Classifying queries by intent
We introduce a structured approach to determining query types in relation to underlying intent. The Query Classification Framework (QCF) features four distinct query quadrants that reflect true consumer behavior and yield different citation patterns. Objective queries seek factual information, like "[Hamburger Restaurant] near me." Subjective queries seek opinions, like "What are the top 10 [Hamburger Restaurants] near [Location]?" This framework allows for a more precise analysis of how AI models respond to real-world consumer needs.
Figure 7
As shown, the citations tracked across query types are mostly evenly distributed, although there are larger industry variations. The design of this framework allows the analysis to move beyond an aggregate view. By tracking the results of individual question types on a model-by-model basis, this research can precisely identify what citation sources each AI model prefers, given a consumer's location, their specific query, and the industry context.
Applying the QCF to our query/citation set, we arrive at a mostly even distribution. There are some noticeable differences between the industries when it comes to "objective" questions.
Table 3
Limitations and Future Research
This analysis is based on data from Yext clients and prospects, encompassing over 200,000 locations where they operate or may operate. The Yext Scout platform directly imports all available citations from the APIs of the individual AI models. It is important to acknowledge the differences between citations returned via an API and those presented in a direct user application. The inherent volatility of large language models means that an individual's conversational context, specific model usage, and conversational memory can all affect responses. Consequently, substantial variation can occur on a user-by-user basis. However, by analyzing thousands of contextual prompts for brands and businesses, we think the resulting citation source patterns are likely indicative of general usage patterns within a particular location.
Areas for Additional Research
The findings of this report open several avenues for more granular research. Future analysis will include:
- Model-Specific Deep Dives: A detailed breakdown of citation patterns for each individual AI model, expanding on the high-level differences identified in this report to be released in subsequent sub-reports.
- Industry Sub-Reports: Analysis of the specific domains and citation sources that appear most frequently within the individual industry reports for Finance, Food, Healthcare, and Retail.

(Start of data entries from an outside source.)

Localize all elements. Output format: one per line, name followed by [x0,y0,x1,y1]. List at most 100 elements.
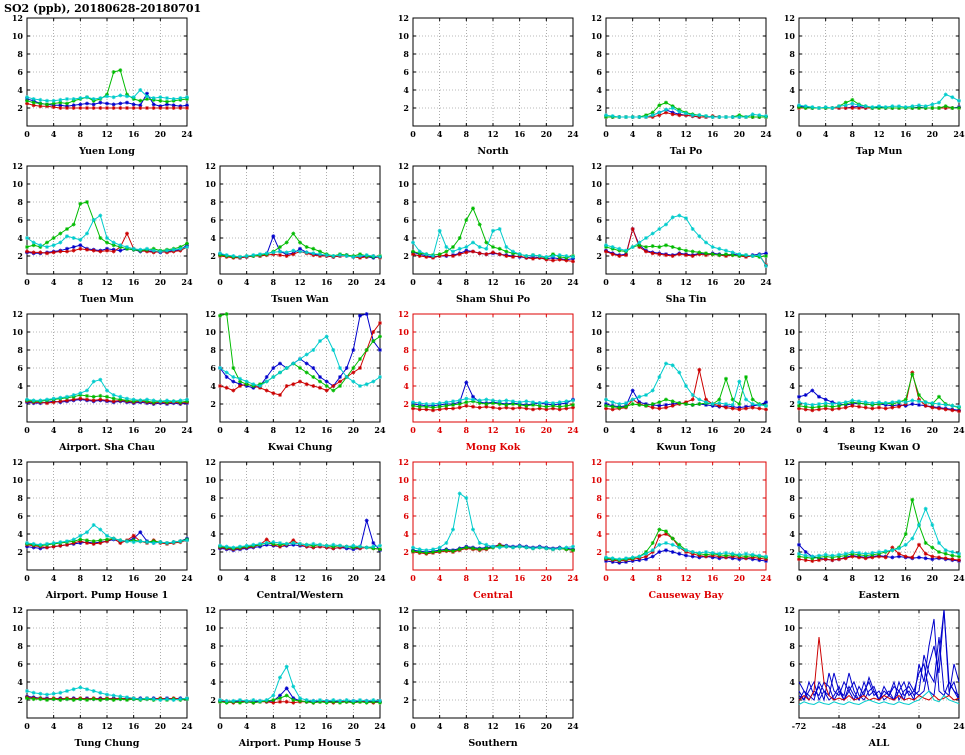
x-tick-label: 8 [271,573,277,583]
series-line-cyan [219,335,381,387]
y-tick-label: 8 [596,197,602,207]
series-markers-cyan [604,106,768,119]
x-tick-label: 20 [155,277,167,287]
x-tick-label: 4 [630,573,636,583]
x-tick-label: 8 [850,425,856,435]
x-tick-label: 20 [348,277,360,287]
x-tick-label: 8 [78,721,84,731]
x-tick-label: 4 [630,425,636,435]
x-tick-label: 20 [541,425,553,435]
y-tick-label: 2 [789,103,795,113]
x-tick-label: 24 [953,425,965,435]
chart-panel-tseung-kwan-o: 0 4 8 12 16 20 24 2 4 6 8 10 12 Tseung Kwan O [772,308,965,460]
series-markers-cyan [218,540,382,550]
y-tick-label: 6 [789,363,795,373]
x-tick-label: 24 [181,129,193,139]
x-tick-label: 12 [487,573,498,583]
x-tick-label: 16 [900,425,912,435]
x-tick-label: 16 [707,277,719,287]
chart-title-causeway-bay: Causeway Bay [649,590,724,601]
series-markers-red [797,542,961,563]
x-tick-label: 20 [734,425,746,435]
series-markers-cyan [25,523,189,547]
y-tick-label: 12 [398,13,409,23]
chart-title-tuen-mun: Tuen Mun [80,294,134,305]
x-tick-label: 12 [294,277,305,287]
y-tick-label: 6 [403,511,409,521]
page-title: SO2 (ppb), 20180628-20180701 [4,2,202,15]
series-markers-cyan [218,248,382,259]
chart-title-eastern: Eastern [858,590,899,601]
y-tick-label: 12 [205,309,216,319]
x-tick-label: 4 [244,573,250,583]
y-tick-label: 12 [784,309,795,319]
series-markers-red [25,101,189,110]
x-tick-label: 0 [410,721,416,731]
x-tick-label: 20 [541,129,553,139]
y-tick-label: 2 [210,251,216,261]
x-tick-label: 8 [850,129,856,139]
y-tick-label: 6 [789,67,795,77]
y-tick-label: 8 [403,197,409,207]
chart-panel-all: -72 -48 -24 0 24 2 4 6 8 10 12 ALL [772,604,965,755]
y-tick-label: 12 [398,161,409,171]
y-tick-label: 2 [403,399,409,409]
series-line-cyan [412,492,574,551]
y-tick-label: 12 [12,457,23,467]
y-tick-label: 8 [596,345,602,355]
y-tick-label: 2 [596,103,602,113]
x-tick-label: 16 [900,573,912,583]
x-tick-label: 16 [128,425,140,435]
chart-panel-tai-po: 0 4 8 12 16 20 24 2 4 6 8 10 12 Tai Po [579,12,772,164]
y-tick-label: 4 [210,381,216,391]
x-tick-label: 12 [487,425,498,435]
x-tick-label: 12 [680,277,691,287]
y-tick-label: 8 [17,345,23,355]
y-tick-label: 4 [210,529,216,539]
x-tick-label: 12 [101,425,112,435]
chart-panel-causeway-bay: 0 4 8 12 16 20 24 2 4 6 8 10 12 Causeway Bay [579,456,772,608]
chart-title-tung-chung: Tung Chung [75,738,140,749]
x-tick-label: 20 [155,129,167,139]
y-tick-label: 12 [784,605,795,615]
y-tick-label: 10 [591,475,603,485]
x-tick-label: 20 [348,425,360,435]
x-tick-label: 20 [541,721,553,731]
x-tick-label: 12 [487,277,498,287]
x-tick-label: 16 [128,129,140,139]
chart-title-kwai-chung: Kwai Chung [268,442,333,453]
y-tick-label: 4 [403,85,409,95]
y-tick-label: 8 [403,49,409,59]
chart-title-kwun-tong: Kwun Tong [656,442,716,453]
y-tick-label: 6 [17,511,23,521]
chart-panel-kwun-tong: 0 4 8 12 16 20 24 2 4 6 8 10 12 Kwun Tong [579,308,772,460]
x-tick-label: 12 [294,425,305,435]
x-tick-label: 12 [680,573,691,583]
series-markers-cyan [797,92,961,110]
y-tick-label: 4 [210,677,216,687]
chart-title-airport-pump-house-5: Airport. Pump House 5 [238,738,362,749]
series-markers-cyan [604,361,768,408]
x-tick-label: 20 [541,277,553,287]
x-tick-label: 4 [244,425,250,435]
y-tick-label: 12 [205,457,216,467]
y-tick-label: 2 [403,547,409,557]
chart-title-airport-sha-chau: Airport. Sha Chau [58,442,155,453]
y-tick-label: 12 [784,457,795,467]
y-tick-label: 8 [210,197,216,207]
y-tick-label: 10 [205,327,217,337]
x-tick-label: 16 [128,721,140,731]
y-tick-label: 8 [17,49,23,59]
x-tick-label: 8 [271,277,277,287]
y-tick-label: 6 [596,363,602,373]
y-tick-label: 2 [17,399,23,409]
x-tick-label: 16 [128,277,140,287]
x-tick-label: 24 [760,425,772,435]
y-tick-label: 12 [12,605,23,615]
y-tick-label: 4 [596,381,602,391]
chart-title-north: North [477,146,508,157]
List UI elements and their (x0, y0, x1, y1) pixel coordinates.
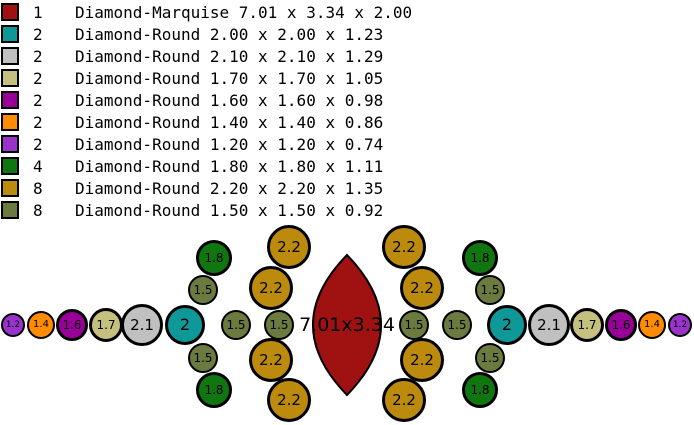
legend-row: 2 Diamond-Round 2.10 x 2.10 x 1.29 (0, 45, 412, 67)
stone-color-swatch (1, 91, 19, 109)
stone-color-swatch (1, 113, 19, 131)
stone-color-swatch (1, 69, 19, 87)
stone-count: 4 (33, 156, 43, 176)
stone-circle[interactable]: 1.2 (1, 313, 25, 337)
stone-circle[interactable]: 1.5 (399, 310, 429, 340)
stone-count: 2 (33, 46, 43, 66)
stone-color-swatch (1, 201, 19, 219)
stone-description: Diamond-Round 1.70 x 1.70 x 1.05 (75, 68, 384, 88)
legend-row: 2 Diamond-Round 1.40 x 1.40 x 0.86 (0, 111, 412, 133)
stone-circle[interactable]: 1.2 (668, 313, 692, 337)
stone-description: Diamond-Round 2.20 x 2.20 x 1.35 (75, 178, 384, 198)
stone-circle[interactable]: 2.2 (382, 378, 426, 422)
legend-row: 8 Diamond-Round 2.20 x 2.20 x 1.35 (0, 177, 412, 199)
stone-circle[interactable]: 1.5 (442, 310, 472, 340)
stone-count: 2 (33, 68, 43, 88)
stone-color-swatch (1, 25, 19, 43)
stone-description: Diamond-Round 1.80 x 1.80 x 1.11 (75, 156, 384, 176)
stone-circle[interactable]: 1.6 (56, 309, 88, 341)
stone-circle[interactable]: 1.4 (27, 311, 55, 339)
marquise-shape[interactable] (312, 253, 382, 397)
stone-circle[interactable]: 2.1 (121, 304, 163, 346)
marquise-size-label: 7.01x3.34 (299, 314, 395, 336)
stone-circle[interactable]: 2.2 (400, 338, 444, 382)
stone-description: Diamond-Round 1.40 x 1.40 x 0.86 (75, 112, 384, 132)
stone-legend: 1 Diamond-Marquise 7.01 x 3.34 x 2.00 2 Dia… (0, 1, 412, 221)
stone-circle[interactable]: 2.2 (400, 266, 444, 310)
stone-circle[interactable]: 1.5 (188, 275, 218, 305)
stone-circle[interactable]: 1.5 (188, 343, 218, 373)
stone-count: 2 (33, 24, 43, 44)
legend-row: 1 Diamond-Marquise 7.01 x 3.34 x 2.00 (0, 1, 412, 23)
legend-row: 2 Diamond-Round 1.20 x 1.20 x 0.74 (0, 133, 412, 155)
stone-count: 2 (33, 112, 43, 132)
stone-color-swatch (1, 3, 19, 21)
stone-circle[interactable]: 2.1 (528, 304, 570, 346)
stone-circle[interactable]: 1.6 (605, 309, 637, 341)
stone-description: Diamond-Round 2.10 x 2.10 x 1.29 (75, 46, 384, 66)
stone-circle[interactable]: 1.5 (475, 275, 505, 305)
stone-circle[interactable]: 1.8 (462, 240, 498, 276)
stone-description: Diamond-Round 2.00 x 2.00 x 1.23 (75, 24, 384, 44)
stone-count: 2 (33, 90, 43, 110)
stone-circle[interactable]: 1.7 (89, 308, 123, 342)
marquise-stone[interactable] (302, 250, 392, 400)
stone-circle[interactable]: 2.2 (249, 338, 293, 382)
stone-circle[interactable]: 1.5 (475, 343, 505, 373)
legend-row: 2 Diamond-Round 2.00 x 2.00 x 1.23 (0, 23, 412, 45)
stone-circle[interactable]: 1.8 (196, 372, 232, 408)
legend-row: 8 Diamond-Round 1.50 x 1.50 x 0.92 (0, 199, 412, 221)
stone-count: 8 (33, 200, 43, 220)
stone-circle[interactable]: 2.2 (249, 266, 293, 310)
stone-color-swatch (1, 157, 19, 175)
stone-circle[interactable]: 2.2 (267, 225, 311, 269)
stone-circle[interactable]: 2 (487, 305, 527, 345)
stone-count: 2 (33, 134, 43, 154)
stone-circle[interactable]: 1.8 (462, 372, 498, 408)
legend-row: 2 Diamond-Round 1.60 x 1.60 x 0.98 (0, 89, 412, 111)
stone-circle[interactable]: 1.7 (570, 308, 604, 342)
stone-circle[interactable]: 1.5 (264, 310, 294, 340)
legend-row: 2 Diamond-Round 1.70 x 1.70 x 1.05 (0, 67, 412, 89)
stone-color-swatch (1, 135, 19, 153)
stone-circle[interactable]: 1.8 (196, 240, 232, 276)
stone-count: 1 (33, 2, 43, 22)
stone-color-swatch (1, 47, 19, 65)
stone-circle[interactable]: 2.2 (382, 225, 426, 269)
stone-description: Diamond-Round 1.50 x 1.50 x 0.92 (75, 200, 384, 220)
stone-description: Diamond-Round 1.20 x 1.20 x 0.74 (75, 134, 384, 154)
stone-description: Diamond-Round 1.60 x 1.60 x 0.98 (75, 90, 384, 110)
stone-count: 8 (33, 178, 43, 198)
stone-circle[interactable]: 1.4 (638, 311, 666, 339)
stone-description: Diamond-Marquise 7.01 x 3.34 x 2.00 (75, 2, 413, 22)
stone-circle[interactable]: 1.5 (221, 310, 251, 340)
stone-circle[interactable]: 2.2 (267, 378, 311, 422)
legend-row: 4 Diamond-Round 1.80 x 1.80 x 1.11 (0, 155, 412, 177)
stone-color-swatch (1, 179, 19, 197)
stone-circle[interactable]: 2 (165, 305, 205, 345)
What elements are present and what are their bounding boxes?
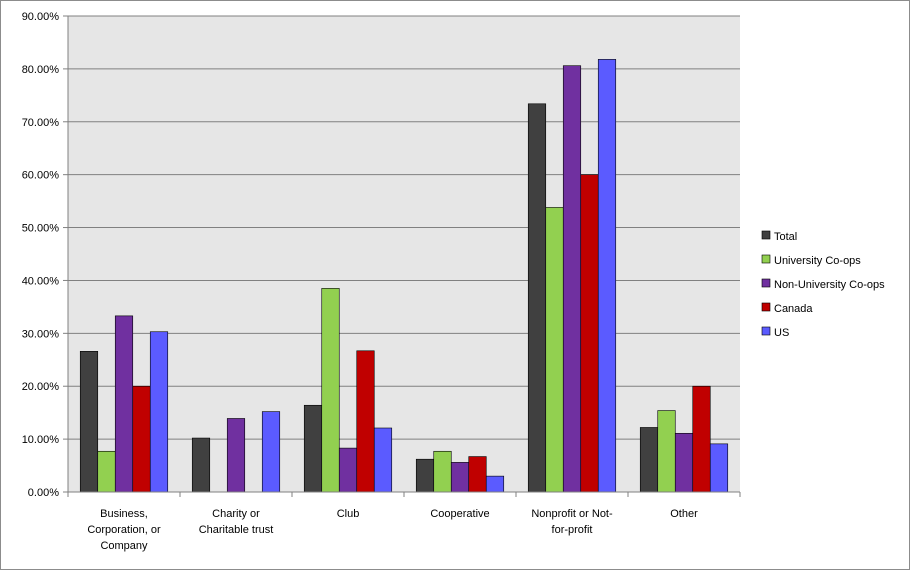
legend-swatch — [761, 302, 771, 312]
bar — [149, 331, 169, 493]
bar — [597, 59, 617, 493]
legend-entry-label: US — [774, 327, 789, 339]
bar — [132, 385, 151, 493]
bar — [450, 462, 470, 493]
x-tick-label: Cooperative — [430, 508, 489, 520]
bar — [226, 418, 246, 493]
legend-entry-label: Total — [774, 231, 797, 243]
x-tick-label: Club — [337, 508, 360, 520]
bar — [114, 315, 134, 493]
y-tick-label: 70.00% — [22, 117, 60, 129]
x-tick-label: Nonprofit or Not-for-profit — [531, 508, 613, 536]
y-tick-label: 60.00% — [22, 170, 60, 182]
bar — [321, 288, 340, 493]
bar — [191, 437, 211, 493]
y-tick-label: 30.00% — [22, 328, 60, 340]
legend-entry-label: University Co-ops — [774, 255, 861, 267]
x-tick-label: Business, Corporation, or Company — [87, 508, 161, 552]
bar — [580, 174, 599, 493]
legend-swatch — [761, 326, 771, 336]
y-tick-label: 80.00% — [22, 64, 60, 76]
bar — [562, 65, 582, 493]
y-tick-label: 90.00% — [22, 11, 60, 23]
bar — [468, 456, 487, 493]
y-tick-label: 0.00% — [28, 487, 59, 499]
bar — [373, 427, 393, 493]
bar — [415, 458, 435, 493]
legend-entry-label: Non-University Co-ops — [774, 279, 885, 291]
legend-swatch — [761, 254, 771, 264]
bar — [79, 351, 99, 493]
bar — [356, 350, 375, 493]
x-tick-label: Other — [670, 508, 698, 520]
y-tick-label: 10.00% — [22, 434, 60, 446]
legend: Total University Co-ops Non-University Co-… — [761, 230, 885, 339]
bar — [709, 443, 729, 493]
bar — [303, 404, 323, 493]
bar — [97, 450, 116, 493]
axes — [67, 16, 741, 497]
bar — [639, 427, 659, 493]
y-tick-label: 20.00% — [22, 381, 60, 393]
bar — [485, 475, 505, 493]
y-tick-label: 50.00% — [22, 223, 60, 235]
x-tick-label: Charity or Charitable trust — [199, 508, 274, 536]
bar — [657, 410, 676, 493]
legend-swatch — [761, 278, 771, 288]
bars — [79, 59, 729, 493]
bar — [674, 432, 694, 493]
bar — [692, 385, 711, 493]
bar — [338, 447, 358, 493]
legend-entry-label: Canada — [774, 303, 813, 315]
y-axis-ticks: 0.00% 10.00% 20.00% 30.00% 40.00% 50.00% 60.00… — [22, 11, 68, 499]
bar — [545, 207, 564, 493]
y-tick-label: 40.00% — [22, 275, 60, 287]
bar — [527, 103, 547, 493]
bar — [433, 450, 452, 493]
plot-area — [68, 16, 740, 492]
x-axis-labels: Business, Corporation, or Company Charity o… — [87, 508, 698, 552]
legend-swatch — [761, 230, 771, 240]
gridlines — [68, 15, 740, 440]
bar — [261, 411, 281, 493]
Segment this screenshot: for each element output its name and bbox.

- Geographic Variation Analysis: A quantitative analysis of how citation patterns differ between geographic market types, such as dense urban centers and more rural locations, to build on the initial observations in this study.
- Longitudinal Tracking: Ongoing monitoring of citation sources to understand how patterns evolve as the underlying AI models are updated and retrained over time.
Conclusion
The findings of this research establish a new perspective on AI visibility. A generalized, brand-level analysis is no longer sufficient, as it fails to capture the source patterns that emerge from real-world consumer queries. True understanding must be built from the ground up, aggregating granular, location-based data that reflects the specific context of a consumer's needs.
This location-first approach reveals a logical path forward. While current brand-level analysis often highlights a wide array of uncontrolled sources, this study shows that for specific consumer queries, AI models rely on a more structured set of information. Brands can directly control or influence the vast majority of these sources. The most effective strategy is the deliberate management of a brand's first-party websites, third-party listings, and online reputation.
This study, based on two months of data from prospects and customers on the Yext Scout platform, is only the beginning.
As AI models evolve, this method for location-level analysis provides a durable, customer-first approach to assessing brand performance in AI search.